The summer after my sophomore year of college, I interned for a summer at a church in Joplin, Missouri. The pay was not great, but to be fair I didn’t really know what I was doing, either.
Exhibit A: I remember one day we had purchased a bunch of food for an event, and I put the food that needed to be in the refrigerator in the freezer instead. Nothing like five gallons of frozen-solid milk on a hot day! Refreshing.
Nevertheless, over the summer I was able to save up enough money from my internship to buy a new guitar. I’d been playing guitar for several years by this point, but I still had my cheap starter Squier and Takamine that badly needed to be upgraded.
There was a local music store in town that I frequented in my search, and I remember walking in one day and seeing an acoustic guitar on display. It was a dreadnaught with a cutaway and a deep-brown cedar top. It caught my eye, and as I picked it up and began to play it, it felt good. Really good.
It was a Seagull S6 guitar, and I had to have it. As soon as I had the cash in hand, I went back and bought it.
I loved that guitar.
I played it all the time.
I knew it inside and out.
I’d play it in my dorm room. I’d sing worship songs with my friends in the chapel. I put on a free concert in the student union with it.
I even won my school’s talent show playing a song I had written on it.
It was my guitar, my companion in life.
Ten years later, and now I’m living in Colorado. I come home from work one day to find the front door of my house wide open. That’s weird, I thought. Maybe my wife didn’t get the door shut all the way when she went to work this morning.
I didn’t think much of it and went inside. I wasn’t in the house for more than a minute when I heard my wife’s car pull up. When she came in, I jokingly teased her about leaving the door open. “I didn’t leave the door open,” she replied.
We stood there and looked at each other.
About five seconds later, it clicked. We’ve been robbed!
I ran upstairs and saw a disheveled mess. The bed mattress was pulled off the frame. Papers were everywhere. Our computer was gone. My wife’s wedding rings were gone. My guitars were gone.
It was an awful, sickening feeling, one I wouldn’t wish on my worst enemy.
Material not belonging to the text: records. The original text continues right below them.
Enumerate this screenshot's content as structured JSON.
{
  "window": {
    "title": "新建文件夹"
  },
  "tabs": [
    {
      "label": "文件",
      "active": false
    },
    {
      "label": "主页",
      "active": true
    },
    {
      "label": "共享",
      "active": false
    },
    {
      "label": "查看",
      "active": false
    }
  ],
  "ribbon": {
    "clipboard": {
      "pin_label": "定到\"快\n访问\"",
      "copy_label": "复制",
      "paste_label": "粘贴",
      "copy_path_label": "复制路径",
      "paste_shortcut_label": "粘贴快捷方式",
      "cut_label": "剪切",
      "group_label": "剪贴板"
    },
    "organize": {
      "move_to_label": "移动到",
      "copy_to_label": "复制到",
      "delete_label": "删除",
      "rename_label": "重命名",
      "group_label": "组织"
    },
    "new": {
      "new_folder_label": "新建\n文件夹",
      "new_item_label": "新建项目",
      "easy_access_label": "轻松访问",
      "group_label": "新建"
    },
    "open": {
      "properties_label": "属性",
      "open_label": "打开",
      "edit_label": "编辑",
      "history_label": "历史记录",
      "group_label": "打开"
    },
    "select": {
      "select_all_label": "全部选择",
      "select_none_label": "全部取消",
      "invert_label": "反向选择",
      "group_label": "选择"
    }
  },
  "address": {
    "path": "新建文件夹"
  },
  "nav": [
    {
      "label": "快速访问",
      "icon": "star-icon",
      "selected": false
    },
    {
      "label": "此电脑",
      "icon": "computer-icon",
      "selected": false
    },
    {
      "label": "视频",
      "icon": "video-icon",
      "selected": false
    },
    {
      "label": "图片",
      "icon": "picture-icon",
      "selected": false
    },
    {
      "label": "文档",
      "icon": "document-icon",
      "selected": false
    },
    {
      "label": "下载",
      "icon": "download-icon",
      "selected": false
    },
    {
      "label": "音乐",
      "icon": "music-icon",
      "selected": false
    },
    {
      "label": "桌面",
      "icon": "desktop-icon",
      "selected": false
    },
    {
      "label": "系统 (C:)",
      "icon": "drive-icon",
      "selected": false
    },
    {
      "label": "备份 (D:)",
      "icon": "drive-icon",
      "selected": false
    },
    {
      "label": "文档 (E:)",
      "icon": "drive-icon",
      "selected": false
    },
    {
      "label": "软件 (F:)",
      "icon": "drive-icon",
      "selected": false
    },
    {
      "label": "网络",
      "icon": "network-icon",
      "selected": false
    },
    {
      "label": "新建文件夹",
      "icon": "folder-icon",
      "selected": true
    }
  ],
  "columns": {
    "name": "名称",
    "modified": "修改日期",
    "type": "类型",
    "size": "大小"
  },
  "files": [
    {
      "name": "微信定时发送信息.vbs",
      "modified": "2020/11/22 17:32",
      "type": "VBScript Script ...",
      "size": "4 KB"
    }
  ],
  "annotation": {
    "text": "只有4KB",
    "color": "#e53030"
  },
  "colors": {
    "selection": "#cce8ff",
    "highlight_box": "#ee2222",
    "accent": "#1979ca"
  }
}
I immediately bought another Seagull guitar with the insurance money — a different model this time. Actually, I bought two: a six-string M series and a twelve-string S series. But neither felt right. Yes, they were Seagulls; yes, they were high-quality; but neither of them was my guitar.
I ended up selling them both after a year or two. I tried out a few more Seagulls over the years, including an Entourage, which was the newer version of that original S6 I had bought back in Missouri. But it didn’t matter: none of them played or felt like my guitar.
Fast forward another ten years, and now I’m living in the Puget Sound area. I was browsing on Reverb one day when I saw an older Seagull Artist Series guitar for sale for a very reasonable price.
This guitar looked just like my guitar.
It was the same model year as my guitar — 2001.
It had the same look as my guitar, down to the same wear on the sound hole.
It even came with the same case as my guitar had.
The only difference was that this guitar was the higher-end version of the one I had owned. It had a different inlay pattern, slightly different hardware, and a better preamp. But it cost just about the same amount that I had paid for my guitar in the summer of 2001. (In fact, I think it may have even been a little less.)
After I overcame the initial shock of what I was looking at, I made the decision to pull the trigger — how could I not?
As soon as I had it in my hands and played a chord, I knew this was the one. It played right, it felt right, it sounded right.
Everything about it was perfect.
It took ten years, lots of patience, and not a little bit of luck, but I finally got my guitar back.